IGNACIO CAMACHO-ABC
- Aquella emoción colectiva capaz de refundar un Estado se ha ido apagando en la rutina del aburrimiento democrático
Duele decirlo, y más aún pensarlo, pero quizás haya que empezar a admitir que el pacto de la Transición ha caducado. Que tal vez la España de 2023 ya no se identifique con los valores que iluminaron su extraordinaria aventura histórica de hace cuarenta y cinco años. Que aquella emoción colectiva capaz de refundar un Estado se ha ido extinguiendo en la rutina del aburrimiento democrático para volver a la vieja pasión trincherista del enfrentamiento entre bandos. Que la idea del consenso, de la búsqueda de acuerdos, del diálogo y de la colaboración entre adversarios, ha perdido vigencia hasta convertirse en un vestigio abandonado, una ruina arqueológica como esos restos romanos que yacen bajo matas de retama y jaramagos. Que el desgaste de las instituciones y las luces cortas de los liderazgos han sembrado una semilla de escepticismo jeremíaco en el ánimo de los ciudadanos. Que la historia de éxito fue bonita mientras duró pero puede estarse acabando en uno de esos vértigos autodestructivos que a veces arrastran a las naciones al colapso.

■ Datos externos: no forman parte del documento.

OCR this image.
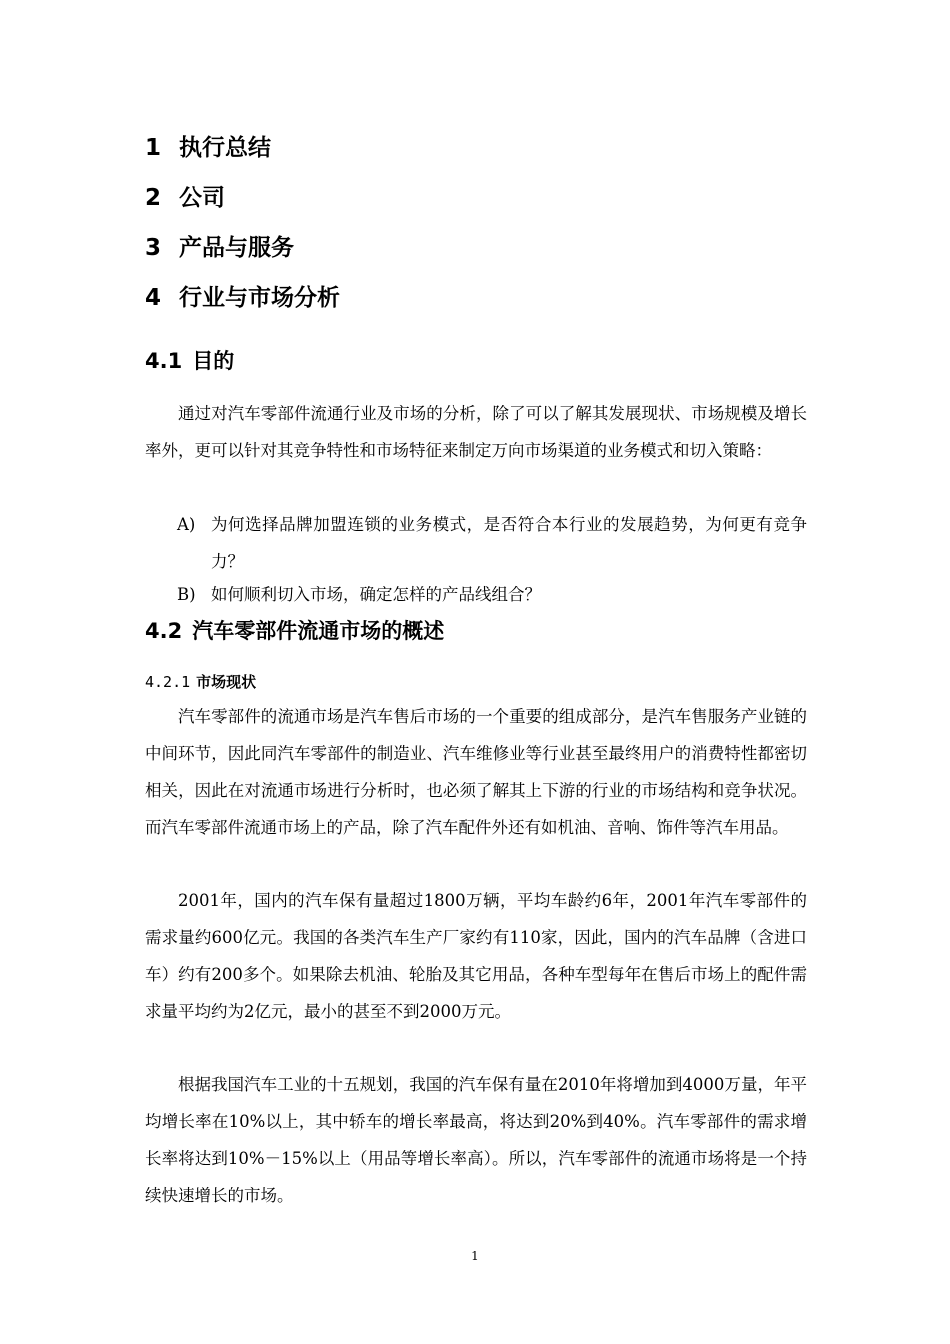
1 执行总结
2 公司
3 产品与服务
4 行业与市场分析
4.1 目的

通过对汽车零部件流通行业及市场的分析，除了可以了解其发展现状、市场规模及增长率外，更可以针对其竞争特性和市场特征来制定万向市场渠道的业务模式和切入策略：

A) 为何选择品牌加盟连锁的业务模式，是否符合本行业的发展趋势，为何更有竞争力？
B) 如何顺利切入市场，确定怎样的产品线组合？
4.2 汽车零部件流通市场的概述
4.2.1 市场现状

汽车零部件的流通市场是汽车售后市场的一个重要的组成部分，是汽车售服务产业链的中间环节，因此同汽车零部件的制造业、汽车维修业等行业甚至最终用户的消费特性都密切相关，因此在对流通市场进行分析时，也必须了解其上下游的行业的市场结构和竞争状况。而汽车零部件流通市场上的产品，除了汽车配件外还有如机油、音响、饰件等汽车用品。

2001年，国内的汽车保有量超过1800万辆，平均车龄约6年，2001年汽车零部件的需求量约600亿元。我国的各类汽车生产厂家约有110家，因此，国内的汽车品牌（含进口车）约有200多个。如果除去机油、轮胎及其它用品，各种车型每年在售后市场上的配件需求量平均约为2亿元，最小的甚至不到2000万元。

根据我国汽车工业的十五规划，我国的汽车保有量在2010年将增加到4000万量，年平均增长率在10%以上，其中轿车的增长率最高，将达到20%到40%。汽车零部件的需求增长率将达到10%－15%以上（用品等增长率高）。所以，汽车零部件的流通市场将是一个持续快速增长的市场。

1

Podemos pensar que la culpa de este proceso de declive –degradación podría ser un término más preciso– corresponde a los políticos. Y tendremos razón siempre que no usemos el señalamiento como una forma de amnistiarnos –ufff– a nosotros mismos. Ellos son, sí, unos o uno más que otros desde luego, quienes han abierto los armarios donde habían quedado encerrados los demonios banderizos. Ellos quienes han quebrantado sus compromisos, roto los mecanismos de equilibrio de poderes, excitado el antagonismo, rescatado el espíritu de revancha, fomentado el victimismo resentido y destruido el respeto cívico. Pero nosotros, los españoles, hemos aceptado y asumido la cultura del conflicto, el sectarismo binario que conduce a tratarnos como enemigos y a votar con encono de duelistas en pleno desafío. La fractura electoral emite un diagnóstico de hondo pesimismo.
El problema ya no es sólo la nación desvertebrada por el particularismo que hace un siglo denunció Ortega. Es una sociedad polarizada hasta el paroxismo cuyo Gobierno se sostiene sobre una alianza de fuerzas rupturistas unidas por la voluntad expresa de liquidar el sistema. Es el desdén por el Derecho y la ley, son la arbitrariedad y la conveniencia elevadas a la condición de razones supremas. Es la anomalía institucional, la artería fraudulenta convertida en prioridad estratégica. Es la atonía con que el sujeto de la soberanía se desentiende de una deriva de mutación de régimen a cámara lenta. Son las costuras cada vez más deshilvanadas del tejido de la convivencia. Es la amenaza de quiebra estructural que subyace en la ausencia de reglas. Es un modelo en crisis que apenas puede escenificar cada 12 de octubre el torpe simulacro oficial de una tregua. Qué clase de fiesta de identidad comunitaria cabe celebrar bajo este síndrome de decadencia.